Wave overtopping on a low-crested seawall under extreme waves

Abstract

Extreme waves in global nearshore regions, frequently accompanied by wave setup, can transform seawalls into low-crested structures. Such events pose threats to coastal infrastructure due to enhanced overtopping and intense hydrodynamic loads imposed on seawalls and related coastal defenses. This study investigates the wave overtopping dynamics on a low-crested seawall under extreme wave conditions through controlled wave flume experiments that have comprehensively measured wave elevations, free-surface profiles, overtopping volumes, and impact pressures. The temporal and spatial characteristics of wave overtopping and their dependence on water depth and wave parameters are examined. The results demonstrate a positive correlation between overtopping volume and wave amplitude, with localized impact pressures also intensifying as wave amplitude increases. Conversely, as wave peak frequency increases and seawall crest elevation rises, waves, especially those of larger amplitudes, tend to break earlier on the seaward slope. This earlier breaking dissipates a significant portion of wave energy, thereby reducing overtopping volumes and the impact pressures on the seawall. Furthermore, this study reveals that as the focusing position of the extreme wave group shifts landward, there is a notable reduction in the group's cumulative energy.
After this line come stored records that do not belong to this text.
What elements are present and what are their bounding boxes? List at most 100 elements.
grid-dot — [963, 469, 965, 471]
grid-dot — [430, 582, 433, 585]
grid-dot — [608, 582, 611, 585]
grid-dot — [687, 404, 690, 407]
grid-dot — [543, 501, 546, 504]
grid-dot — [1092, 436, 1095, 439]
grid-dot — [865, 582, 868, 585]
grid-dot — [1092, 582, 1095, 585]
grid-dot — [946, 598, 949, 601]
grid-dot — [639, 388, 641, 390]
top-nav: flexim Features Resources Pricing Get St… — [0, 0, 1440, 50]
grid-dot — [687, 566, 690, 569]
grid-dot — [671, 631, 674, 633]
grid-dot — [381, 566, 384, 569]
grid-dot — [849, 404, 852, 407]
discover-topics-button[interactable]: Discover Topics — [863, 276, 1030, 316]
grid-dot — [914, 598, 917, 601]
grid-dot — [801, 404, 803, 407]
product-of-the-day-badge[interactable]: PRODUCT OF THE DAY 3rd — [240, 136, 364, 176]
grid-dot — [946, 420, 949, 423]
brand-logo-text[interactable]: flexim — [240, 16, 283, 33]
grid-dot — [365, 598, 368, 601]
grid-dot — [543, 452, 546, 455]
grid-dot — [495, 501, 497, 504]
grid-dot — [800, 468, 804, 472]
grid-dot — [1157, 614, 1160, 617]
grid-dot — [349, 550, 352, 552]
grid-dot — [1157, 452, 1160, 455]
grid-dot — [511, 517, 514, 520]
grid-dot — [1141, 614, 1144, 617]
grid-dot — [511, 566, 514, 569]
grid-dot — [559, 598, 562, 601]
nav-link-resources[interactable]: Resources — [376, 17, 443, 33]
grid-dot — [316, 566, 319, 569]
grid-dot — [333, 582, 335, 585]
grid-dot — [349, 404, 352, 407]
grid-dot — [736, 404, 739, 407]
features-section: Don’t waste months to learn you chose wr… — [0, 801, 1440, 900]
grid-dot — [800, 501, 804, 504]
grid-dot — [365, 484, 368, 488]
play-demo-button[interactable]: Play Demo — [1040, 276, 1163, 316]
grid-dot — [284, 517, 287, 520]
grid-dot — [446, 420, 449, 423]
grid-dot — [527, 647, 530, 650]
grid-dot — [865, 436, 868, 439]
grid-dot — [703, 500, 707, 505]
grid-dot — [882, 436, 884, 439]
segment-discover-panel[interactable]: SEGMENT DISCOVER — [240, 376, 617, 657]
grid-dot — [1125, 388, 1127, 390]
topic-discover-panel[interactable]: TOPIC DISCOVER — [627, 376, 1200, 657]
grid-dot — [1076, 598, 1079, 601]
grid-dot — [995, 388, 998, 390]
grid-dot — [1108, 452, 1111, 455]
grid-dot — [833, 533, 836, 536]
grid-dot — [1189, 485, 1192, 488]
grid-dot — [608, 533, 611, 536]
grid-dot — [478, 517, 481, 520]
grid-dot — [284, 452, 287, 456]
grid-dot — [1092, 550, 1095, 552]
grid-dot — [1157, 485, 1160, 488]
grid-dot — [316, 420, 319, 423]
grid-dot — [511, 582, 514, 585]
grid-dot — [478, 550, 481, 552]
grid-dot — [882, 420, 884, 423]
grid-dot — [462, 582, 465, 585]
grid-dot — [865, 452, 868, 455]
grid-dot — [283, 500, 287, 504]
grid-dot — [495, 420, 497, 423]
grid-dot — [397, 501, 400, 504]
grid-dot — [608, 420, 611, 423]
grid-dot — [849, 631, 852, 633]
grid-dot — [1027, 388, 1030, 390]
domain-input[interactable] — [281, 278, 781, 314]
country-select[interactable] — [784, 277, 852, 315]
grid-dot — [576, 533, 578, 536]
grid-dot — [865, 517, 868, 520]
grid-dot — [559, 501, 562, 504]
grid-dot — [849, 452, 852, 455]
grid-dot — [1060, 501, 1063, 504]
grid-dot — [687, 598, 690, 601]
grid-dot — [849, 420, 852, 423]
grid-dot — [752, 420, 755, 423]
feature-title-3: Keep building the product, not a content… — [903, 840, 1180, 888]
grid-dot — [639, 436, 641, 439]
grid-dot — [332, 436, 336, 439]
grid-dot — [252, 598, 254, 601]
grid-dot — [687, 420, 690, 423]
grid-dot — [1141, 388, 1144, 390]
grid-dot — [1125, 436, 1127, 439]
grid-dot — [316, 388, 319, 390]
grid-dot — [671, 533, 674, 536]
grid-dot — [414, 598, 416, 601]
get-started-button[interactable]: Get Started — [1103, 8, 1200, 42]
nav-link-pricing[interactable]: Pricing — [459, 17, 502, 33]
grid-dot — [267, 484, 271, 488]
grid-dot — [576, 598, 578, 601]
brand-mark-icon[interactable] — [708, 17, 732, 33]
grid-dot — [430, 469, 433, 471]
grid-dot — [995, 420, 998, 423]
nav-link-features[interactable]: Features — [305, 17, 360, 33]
This energy attenuation results in diminished overtopping volumes and lower impact loads. These findings elucidate the complex interplay between wave parameters, seawall height, and the dynamics of wave overtopping under extreme wave conditions as well as provide a theoretical framework for optimizing the design and resilience of seawalls to mitigate the adverse impacts of extreme wave events on coastal infrastructure.